Em 1999, a Miramax chegou ao Oscar com Shakespeare Apaixonado (que, surpreendentemente, derrotou O Resgate do Soldado Ryan na categoria de melhor filme) e A Vida É Bela. Naquele ano, a jornalista Nikki Finke calculou que a campanha indie custava 250.000 dólares (775.000 reais). A de um grande estúdio, dois milhões de dólares (6,2 milhões de reais). E a de Shakespeare Apaixonado, cinco milhões de dólares (15,5 milhões de reais). Naquela noite, a empresa ganhou 10 Oscars: sete com Shakesperare... (incluindo o único obtido por ele como produtor) e três com A Vida É Bela, que a Miramax distribuía. Weinstein também não perdia tempo ao destruir seus rivais na mídia: seu escritório fabricou o boato de que os produtores haviam pagado muito pouco às crianças de Quem Quer Ser um Milionário?. Sua carreira acabou com mais de 80 estatuetas e cerca de 350 candidaturas ao prêmio. Ante qualquer comentário desse tipo, porém, ele lançava sua resposta habitual: “O importante não é o marketing, mas os filmes. É a típica invenção da imprensa: a magia da publicidade. Do contrário, sobre o que vocês escreveriam? Diriam que um filme simplesmente é bom?”
É um dos inventores do cinema ‘indie’, o movimento que lançou Steven Soderbergh e Tarantino
O livro de Biskind jogou luz sobre tudo isso. Falou de pressões selvagens na companhia, de como Weinstein prostituiu artística e economicamente o cinema indie. Mas, acima de tudo, deixou claro “seu ressentimento, seu complexo de inferioridade, sua paixão pelos famosos, sua feroz competitividade”. Meses depois da publicação da obra, apesar do sucesso do musical Chicago, a Disney despediu os irmãos.
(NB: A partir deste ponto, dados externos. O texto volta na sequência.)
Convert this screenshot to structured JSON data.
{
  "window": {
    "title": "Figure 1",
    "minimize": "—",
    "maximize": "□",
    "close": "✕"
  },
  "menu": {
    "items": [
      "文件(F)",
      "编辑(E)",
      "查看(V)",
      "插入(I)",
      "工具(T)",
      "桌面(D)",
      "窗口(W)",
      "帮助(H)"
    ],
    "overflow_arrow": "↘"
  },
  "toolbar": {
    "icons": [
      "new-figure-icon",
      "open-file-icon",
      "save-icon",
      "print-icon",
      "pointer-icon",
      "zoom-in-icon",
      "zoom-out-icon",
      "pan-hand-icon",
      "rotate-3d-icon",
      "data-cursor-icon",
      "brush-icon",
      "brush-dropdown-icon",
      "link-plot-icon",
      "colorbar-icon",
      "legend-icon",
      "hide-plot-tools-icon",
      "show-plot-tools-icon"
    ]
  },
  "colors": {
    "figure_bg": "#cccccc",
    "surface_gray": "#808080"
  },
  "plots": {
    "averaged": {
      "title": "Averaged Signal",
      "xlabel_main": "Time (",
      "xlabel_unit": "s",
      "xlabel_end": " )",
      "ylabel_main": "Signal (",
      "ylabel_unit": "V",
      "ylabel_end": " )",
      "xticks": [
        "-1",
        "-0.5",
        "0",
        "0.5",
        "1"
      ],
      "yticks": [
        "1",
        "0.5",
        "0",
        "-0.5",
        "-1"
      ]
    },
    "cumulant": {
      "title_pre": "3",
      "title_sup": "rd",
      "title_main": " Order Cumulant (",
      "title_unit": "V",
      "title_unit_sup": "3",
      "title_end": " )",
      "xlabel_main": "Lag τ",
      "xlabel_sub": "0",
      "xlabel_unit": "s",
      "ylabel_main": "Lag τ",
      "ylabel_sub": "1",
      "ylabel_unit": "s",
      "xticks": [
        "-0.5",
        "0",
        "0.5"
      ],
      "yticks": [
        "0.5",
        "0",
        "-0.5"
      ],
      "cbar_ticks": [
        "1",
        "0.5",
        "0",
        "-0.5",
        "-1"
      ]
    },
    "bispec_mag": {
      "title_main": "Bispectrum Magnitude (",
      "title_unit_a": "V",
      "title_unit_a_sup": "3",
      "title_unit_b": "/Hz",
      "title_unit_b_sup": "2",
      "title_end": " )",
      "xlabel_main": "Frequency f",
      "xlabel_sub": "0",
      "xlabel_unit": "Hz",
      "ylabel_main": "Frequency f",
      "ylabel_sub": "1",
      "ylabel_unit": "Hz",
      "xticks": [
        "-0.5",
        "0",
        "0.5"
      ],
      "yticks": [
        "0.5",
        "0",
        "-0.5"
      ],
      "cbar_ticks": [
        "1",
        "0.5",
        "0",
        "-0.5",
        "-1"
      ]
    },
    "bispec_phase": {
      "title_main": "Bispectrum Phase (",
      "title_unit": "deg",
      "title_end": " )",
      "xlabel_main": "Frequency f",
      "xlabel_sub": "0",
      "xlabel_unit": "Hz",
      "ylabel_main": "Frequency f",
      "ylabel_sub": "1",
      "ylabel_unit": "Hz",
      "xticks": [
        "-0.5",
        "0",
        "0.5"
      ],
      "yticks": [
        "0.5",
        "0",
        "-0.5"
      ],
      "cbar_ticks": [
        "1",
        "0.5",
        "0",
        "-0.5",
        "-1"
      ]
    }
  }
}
Eles então montaram a The Weinstein Company, onde continuaram com a mesma filosofia. No cinema, na política (tecendo uma rede de padrinhos no Partido Democrata) e nos musicais, seu eixo de negócios nos últimos dois anos. Após abandonar sua musa Gwyneth Paltrow, Harvey disse que sua nova estrela era Penélope Cruz. “Penélope cresce a cada dia, fez a melhor interpretação do ano e merece o Oscar. É minha amiga há 12 anos e vai levar a estatueta para a Espanha este ano”, anunciou na cerimônia de 2009. E ela ganhou o prêmio, como melhor atriz coadjuvante, graças a Vicky Cristina Barcelona.
Agora, recolhido numa clínica de reabilitação para “viciados em sexo”, despedido pelo irmão da sua empresa, estará se perguntando o que fez de errado. Porque, como afirma Emma Thompson, “ele é um predador, mas não um caso isolado”. O mítico casting couch, o sexo de produtores com atores e atrizes em troca de papéis, está no DNA de Hollywood. Weinstein se comportou como lhe ensinaram: como um Tony Soprano do cinema. No século XXI, felizmente, essas figuras ficaram para trás. Ou deveriam.